Par Abdelaziz KACEM
La brillantissime universitaire aux essais décisifs, la Pasionaria des réseaux sociaux, qui n’a eu de cesse de traquer la bêtise et la mauvaiseté où qu’elles se nichent, notre vaillante amie Olfa Youssef vient d’annoncer son retrait de la vie politique.
Lourdement menacée, ignominieusement insultée par une racaille islamiste revigorée par les derniers développements populistes, elle s’excuse auprès de ses milliers de lecteurs de la « lâcheté », qui l’oblige à un tel abandon.
Elle et moi, à l’instar des gens de notre espèce, avons cru en la possibilité d’un essor. Nous voyions s’effondrer nos potentialités économiques, éducatives, culturelles, les structures mêmes de l’État, mais la liberté d’expression dont nous avons bénéficié nous donnait l’invincible espoir d’un redressement.

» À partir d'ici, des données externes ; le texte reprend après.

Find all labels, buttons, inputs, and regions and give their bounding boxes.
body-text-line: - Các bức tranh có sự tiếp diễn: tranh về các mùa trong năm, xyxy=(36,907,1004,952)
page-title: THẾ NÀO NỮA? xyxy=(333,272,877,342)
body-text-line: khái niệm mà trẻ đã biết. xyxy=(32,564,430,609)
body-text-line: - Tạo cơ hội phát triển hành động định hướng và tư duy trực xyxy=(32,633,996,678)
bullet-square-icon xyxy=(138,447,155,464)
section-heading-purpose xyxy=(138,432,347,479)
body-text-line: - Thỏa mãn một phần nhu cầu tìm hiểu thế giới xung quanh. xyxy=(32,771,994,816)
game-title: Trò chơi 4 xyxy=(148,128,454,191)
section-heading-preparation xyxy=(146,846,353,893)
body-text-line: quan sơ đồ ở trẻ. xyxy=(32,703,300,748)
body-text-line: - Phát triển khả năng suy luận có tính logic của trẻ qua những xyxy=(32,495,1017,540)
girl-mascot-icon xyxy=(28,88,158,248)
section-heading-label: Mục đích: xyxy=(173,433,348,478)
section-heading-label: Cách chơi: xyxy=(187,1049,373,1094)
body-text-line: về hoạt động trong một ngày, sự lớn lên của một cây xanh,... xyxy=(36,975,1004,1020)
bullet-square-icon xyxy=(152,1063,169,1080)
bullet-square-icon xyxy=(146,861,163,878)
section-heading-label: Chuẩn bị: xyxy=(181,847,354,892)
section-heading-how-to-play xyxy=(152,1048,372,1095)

Ce seul acquis de la « révolution » est manifestement remis en question. Outre le lynchage facebookien de plus en plus intensif et virulent contre toute réflexion politiquement incorrecte, une chaîne de Télévision subit la double violence de la populace et du nouveau pouvoir. Ses journalistes sont livrés à la vindicte obscurantiste et son directeur reprend, à tort ou à raison, le chemin de la prison.
On ne saurait ne pas faire le lien entre cet acharnement judiciaire et les vérités irréfutables que révèle le média concerné. Je réitère à l’occasion mon total soutien à Maya Ksouri, Meriem Belkadhi, Mohamed Boughalleb et Lotfi Laâmari. Tous accusés de toutes les vilénies, avec, comme toujours, un supplément d’insultes pour les femmes qui osent penser et dire ce qu’elles pensent. Elles sont, immanquablement, qualifiées de putes, et pas seulement par la canaille que l’on sait.

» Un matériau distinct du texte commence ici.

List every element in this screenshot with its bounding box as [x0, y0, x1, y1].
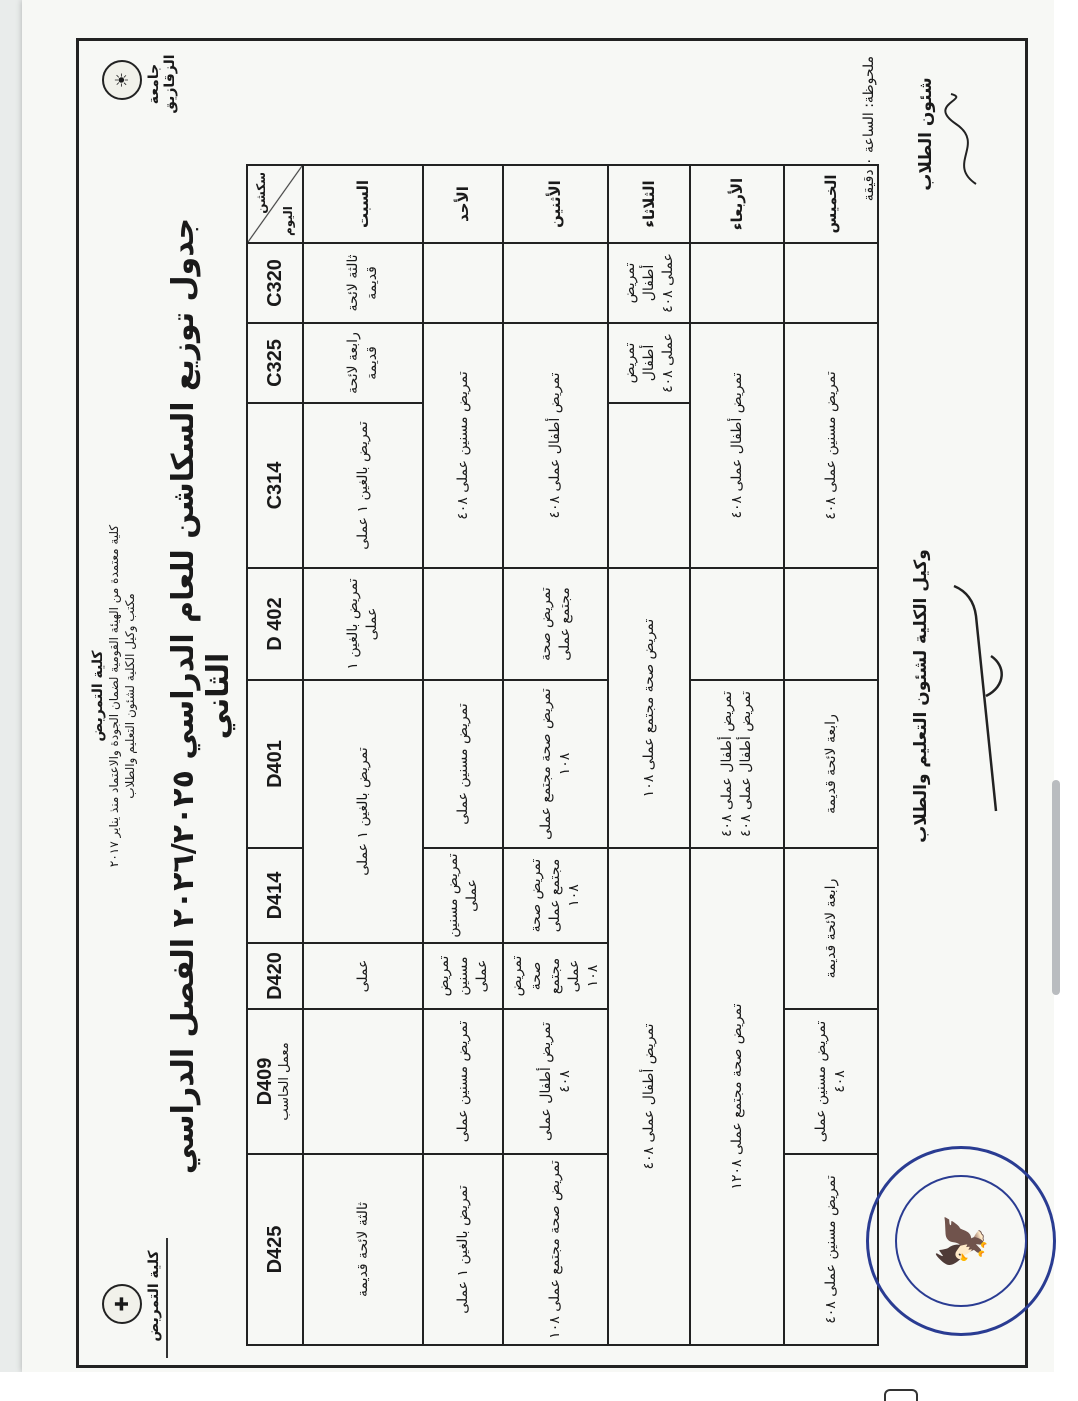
- official-stamp: [866, 1146, 1056, 1336]
- room-header: C320: [247, 243, 303, 323]
- schedule-cell: تمريض أطفال عملى ٤٠٨: [503, 1009, 608, 1154]
- university-name: جامعة الزقازيق: [146, 54, 178, 114]
- schedule-cell: تمريض صحة مجتمع عملى ١٠٨: [503, 680, 608, 848]
- room-header: C325: [247, 323, 303, 403]
- eagle-emblem-icon: 🦅: [895, 1175, 1027, 1307]
- schedule-cell: رابعة لائحة قديمة: [784, 680, 878, 848]
- faculty-underline: [166, 1238, 168, 1358]
- schedule-cell: [690, 243, 784, 323]
- schedule-cell: تمريض صحة مجتمع عملى ١٠٨: [503, 848, 608, 943]
- header-center: [90, 316, 138, 1076]
- header-accreditation: كلية معتمدة من الهيئة القومية لضمان الجودة والاعتماد منذ يناير ٢٠١٧: [107, 524, 121, 868]
- schedule-cell: [503, 243, 608, 323]
- home-indicator-icon: [884, 1389, 918, 1401]
- room-header: D420: [247, 943, 303, 1009]
- room-header: D 402: [247, 568, 303, 680]
- schedule-cell: تمريض صحة مجتمع عملى ١٠٨: [608, 568, 690, 848]
- page-title: جدول توزيع السكاشن للعام الدراسي ٢٠٢٦/٢٠٢٥ الفصل الدراسي الثاني: [166, 217, 236, 1175]
- schedule-cell: تمريض أطفال عملى ٤٠٨: [690, 323, 784, 568]
- schedule-cell: تمريض بالغين ١ عملى: [303, 568, 423, 680]
- schedule-cell: ثالثة لائحة قديمة: [303, 243, 423, 323]
- schedule-cell: تمريض مسنين عملى: [423, 848, 503, 943]
- schedule-cell: تمريض مسنين عملى: [423, 1009, 503, 1154]
- schedule-cell: تمريض أطفال عملى ٤٠٨: [608, 848, 690, 1345]
- table-row: [690, 165, 784, 1345]
- table-header-row: [247, 165, 303, 1345]
- schedule-cell: [608, 403, 690, 568]
- schedule-sheet: [66, 14, 1062, 1376]
- day-cell: الأحد: [423, 165, 503, 243]
- schedule-cell: تمريض مسنين عملى: [423, 943, 503, 1009]
- table-row: [503, 165, 608, 1345]
- note-text: ملحوظة: الساعة ٠ دقيقة: [861, 56, 877, 202]
- room-header: D414: [247, 848, 303, 943]
- room-header: C314: [247, 403, 303, 568]
- university-logo-icon: ☀: [102, 60, 142, 100]
- table-row: [303, 165, 423, 1345]
- schedule-cell: تمريض صحة مجتمع عملى ١٠٨: [503, 943, 608, 1009]
- corner-room-label: سكشن: [254, 172, 268, 214]
- schedule-cell: [423, 568, 503, 680]
- schedule-cell: تمريض أطفال عملى ٤٠٨: [608, 243, 690, 323]
- day-cell: الثلاثاء: [608, 165, 690, 243]
- day-cell: الأثنين: [503, 165, 608, 243]
- signature-scribble-icon: [936, 84, 996, 194]
- vice-dean-signature-icon: [946, 576, 1016, 816]
- schedule-cell: تمريض بالغين ١ عملى: [303, 403, 423, 568]
- day-cell: الخميس: [784, 165, 878, 243]
- day-cell: السبت: [303, 165, 423, 243]
- schedule-cell: تمريض أطفال عملى ٤٠٨: [608, 323, 690, 403]
- vice-dean-signature-label: وكيل الكلية لشئون التعليم والطلاب: [911, 549, 931, 843]
- schedule-cell: رابعة لائحة قديمة: [784, 848, 878, 1009]
- student-affairs-signature-label: شئون الطلاب: [916, 77, 936, 191]
- schedule-cell: [303, 1009, 423, 1154]
- corner-day-label: اليوم: [281, 206, 295, 236]
- schedule-cell: تمريض بالغين ١ عملى: [423, 1154, 503, 1345]
- schedule-table: [246, 164, 879, 1346]
- corner-cell: [247, 165, 303, 243]
- faculty-logo-icon: ✚: [102, 1284, 142, 1324]
- header-office: مكتب وكيل الكلية لشئون التعليم والطلاب: [123, 593, 137, 799]
- schedule-cell: تمريض مسنين عملى ٤٠٨: [784, 1154, 878, 1345]
- schedule-cell: تمريض بالغين ١ عملى: [303, 680, 423, 943]
- schedule-cell: تمريض صحة مجتمع عملى ١٠٨: [503, 1154, 608, 1345]
- room-subtitle: معمل الحاسب: [277, 1042, 292, 1121]
- schedule-cell: تمريض مسنين عملى ٤٠٨: [423, 323, 503, 568]
- room-header: D425: [247, 1154, 303, 1345]
- schedule-cell: عملى: [303, 943, 423, 1009]
- schedule-cell: تمريض مسنين عملى ٤٠٨: [784, 1009, 878, 1154]
- header-faculty: كلية التمريض: [90, 650, 106, 742]
- schedule-cell: ثالثة لائحة قديمة: [303, 1154, 423, 1345]
- schedule-cell: تمريض مسنين عملى: [423, 680, 503, 848]
- schedule-cell: تمريض صحة مجتمع عملى ١٢٠٨: [690, 848, 784, 1345]
- day-cell: الأربعاء: [690, 165, 784, 243]
- schedule-cell: [690, 568, 784, 680]
- schedule-cell: تمريض أطفال عملى ٤٠٨ تمريض أطفال عملى ٤٠٨: [690, 680, 784, 848]
- room-header: D401: [247, 680, 303, 848]
- faculty-name-left: كلية التمريض: [146, 1250, 162, 1342]
- schedule-cell: [423, 243, 503, 323]
- room-header: [247, 1009, 303, 1154]
- schedule-cell: تمريض أطفال عملى ٤٠٨: [503, 323, 608, 568]
- schedule-cell: تمريض صحة مجتمع عملى: [503, 568, 608, 680]
- schedule-cell: تمريض مسنين عملى ٤٠٨: [784, 323, 878, 568]
- schedule-cell: رابعة لائحة قديمة: [303, 323, 423, 403]
- schedule-cell: [784, 568, 878, 680]
- table-row: [608, 165, 690, 1345]
- table-row: [423, 165, 503, 1345]
- room-code: D409: [254, 1057, 276, 1106]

On connaît ceux qui sont ostensiblement atteints par le syndrome, mais les séropositifs sont d’autant plus dangereux qu’ils sont aussi innombrables qu’inidentifiables.

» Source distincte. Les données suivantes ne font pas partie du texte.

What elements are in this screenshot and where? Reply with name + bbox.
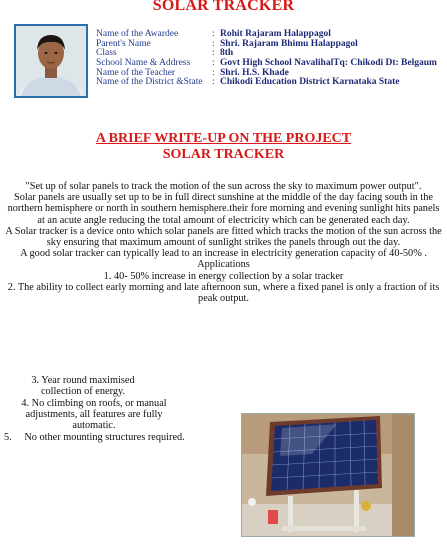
paragraph-benefit: A good solar tracker can typically lead to an increase in electricity generation capacity of 40-50% . — [20, 248, 427, 260]
detail-colon: : — [212, 58, 215, 69]
paragraph-tracker: A Solar tracker is a device onto which solar panels are fitted which tracks the motion of the sun across the sky ensuring that maximum amount of sunlight strikes the panels through out the day. — [5, 225, 442, 249]
applications-heading: Applications — [197, 259, 250, 271]
awardee-portrait-image — [16, 26, 86, 96]
writeup-body — [4, 181, 443, 304]
application-item-5 — [4, 432, 234, 443]
awardee-photo — [14, 24, 88, 98]
detail-value: Govt High School NavalihalTq: Chikodi Dt: Belgaum — [220, 58, 437, 69]
detail-colon: : — [212, 77, 215, 88]
detail-colon: : — [212, 48, 215, 59]
application-item-3: 3. Year round maximised collection of energy. — [31, 375, 135, 398]
writeup-heading: A BRIEF WRITE-UP ON THE PROJECT — [95, 131, 352, 146]
writeup-subheading: SOLAR TRACKER — [162, 147, 285, 162]
detail-colon: : — [212, 29, 215, 39]
detail-colon: : — [212, 67, 215, 78]
paragraph-intro: "Set up of solar panels to track the motion of the sun across the sky to maximum power output". — [25, 181, 422, 192]
detail-value: Shri. H.S. Khade — [220, 67, 289, 78]
detail-label: Name of the Awardee — [96, 29, 179, 39]
detail-value: Rohit Rajaram Halappagol — [220, 29, 331, 39]
application-item-5-text: No other mounting structures required. — [24, 432, 185, 443]
solar-tracker-photo — [241, 413, 415, 537]
detail-value: 8th — [220, 48, 234, 59]
application-item-2: 2. The ability to collect early morning and late afternoon sun, where a fixed panel is only a fraction of its peak output. — [7, 281, 440, 305]
detail-value: Chikodi Education District Karnataka State — [220, 77, 400, 88]
application-item-1: 1. 40- 50% increase in energy collection by a solar tracker — [103, 270, 344, 282]
detail-colon: : — [212, 38, 215, 49]
detail-value: Shri. Rajaram Bhimu Halappagol — [220, 38, 358, 49]
detail-label: Name of the District &State — [96, 77, 203, 88]
detail-label: School Name & Address — [96, 58, 191, 69]
application-item-5-number: 5. — [4, 432, 12, 443]
paragraph-panels: Solar panels are usually set up to be in full direct sunshine at the middle of the day facing south in the northern hemisphere or north in southern hemisphere.their fore morning and evening sunlight hits panels at an acute angle reducing the total amount of electricity which can be generated each day. — [7, 192, 440, 226]
application-item-4: 4. No climbing on roofs, or manual adjustments, all features are fully automatic. — [21, 398, 167, 432]
detail-label: Parent's Name — [96, 38, 151, 49]
solar-tracker-image — [242, 414, 414, 536]
detail-label: Name of the Teacher — [96, 67, 176, 78]
detail-label: Class — [96, 48, 117, 59]
page-title: SOLAR TRACKER — [152, 0, 295, 14]
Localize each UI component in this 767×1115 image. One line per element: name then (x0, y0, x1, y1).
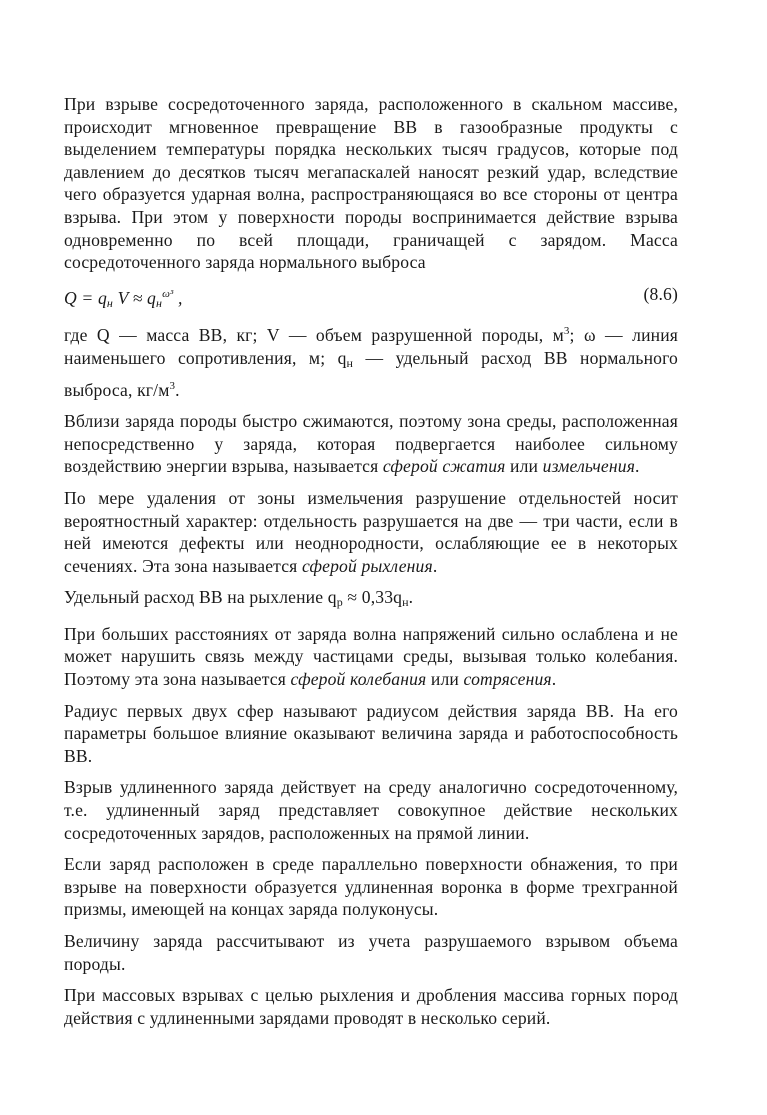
paragraph-oscillation-sphere: При больших расстояниях от заряда волна напряжений сильно ослаблена и не может нарушить связь между частицами среды, вызывая только колебания. Поэтому эта зона называется сферой колебания или сотрясения. (64, 623, 678, 690)
formula-number: (8.6) (643, 283, 678, 304)
paragraph-loosening-sphere: По мере удаления от зоны измельчения разрушение отдельностей носит вероятностный характер: отдельность разрушается на две — три части, если в ней имеются дефекты или неоднородности, ослабляющие ее в некоторых сечениях. Эта зона называется сферой рыхления. (64, 487, 678, 576)
formula-expression: $Q = q_н$ $V \approx q_н^{\omega^3}$ , (64, 287, 183, 310)
paragraph-intro: При взрыве сосредоточенного заряда, расположенного в скальном массиве, происходит мгновенное превращение ВВ в газообразные продукты с выделением температуры порядка нескольких тысяч градусов, которые под давлением до десятков тысяч мегапаскалей наносят резкий удар, вследствие чего образуется ударная волна, распространяющаяся во все стороны от центра взрыва. При этом у поверхности породы воспринимается действие взрыва одновременно по всей площади, граничащей с зарядом. Масса сосредоточенного заряда нормального выброса (64, 94, 678, 273)
paragraph-where: где Q — масса ВВ, кг; V — объем разрушенной породы, $м^3$; ω — линия наименьшего сопротивления, м; $q_н$ — удельный расход ВВ нормального выброса, $кг/м^3$. (64, 325, 679, 400)
paragraph-compression-sphere: Вблизи заряда породы быстро сжимаются, поэтому зона среды, расположенная непосредственно у заряда, которая подвергается наиболее сильному воздействию энергии взрыва, называется сферой сжатия или измельчения. (64, 411, 678, 477)
paragraph-parallel-charge: Если заряд расположен в среде параллельно поверхности обнажения, то при взрыве на поверхности образуется удлиненная воронка в форме трехгранной призмы, имеющей на концах заряда полуконусы. (64, 854, 678, 920)
paragraph-radius: Радиус первых двух сфер называют радиусом действия заряда ВВ. На его параметры большое влияние оказывают величина заряда и работоспособность ВВ. (64, 700, 678, 766)
paragraph-specific-consumption: Удельный расход ВВ на рыхление $q_р \approx 0,33q_н$. (64, 587, 414, 610)
paragraph-charge-calculation: Величину заряда рассчитывают из учета разрушаемого взрывом объема породы. (64, 931, 678, 974)
paragraph-elongated-charge: Взрыв удлиненного заряда действует на среду аналогично сосредоточенному, т.е. удлиненный заряд представляет совокупное действие нескольких сосредоточенных зарядов, расположенных на прямой линии. (64, 777, 678, 843)
paragraph-mass-blasting: При массовых взрывах с целью рыхления и дробления массива горных пород действия с удлиненными зарядами проводят в несколько серий. (64, 985, 678, 1028)
body-text (64, 93, 678, 1038)
formula-8-6 (64, 283, 678, 315)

Dans d’autres chaînes, des députés nouvellement élus, s’attaquent, abominablement et sans motif d’actualité, au symbole de notre modernité, le père de l’indépendance et le libérateur des femmes, le Président Bourguiba.
Des personnages à la réputation sulfureuse siègeront au Parlement au détriment d’une Mbarka Brahmi ou d’une Basma Belaïd recalées aux élections. Avouons-le : notre démocratie est plus que jamais misogyne.
Souhaitons longue vie à ces veuves illustres, parce que justice ne sera pas rendue de sitôt à leurs époux assassinés. Les petits procès commandités sont plus urgents à régler que ceux, autrement plus graves, des commanditaires.
«Le fascisme, écrivait Bertolt Brecht, n’est pas le contraire de la démocratie, mais son évolution par temps de crise.» Nous sommes en temps de crise. Dieu sauve la Tunisie !
Chère Olfa Youssef, je suis moi-même tenté de regarder ailleurs. Mais, nous sommes de la trempe de ceux qui tombent au champ d’honneur. Nous n’abandonnons jamais les copains. Cependant, comme le préconise bien Candide, « il faut cultiver notre jardin », sagesse arabe aux dires de Voltaire lui-même. Pour ce faire, une descente en soi est nécessaire. C’est aussi continuer à lutter que de prendre le maquis intérieur. Et, à la fin des fins, en mémoire de l’auteur des Mémoires d’Outre-Tombe, soyons économes de notre mépris « en raison du grand nombre des nécessiteux ».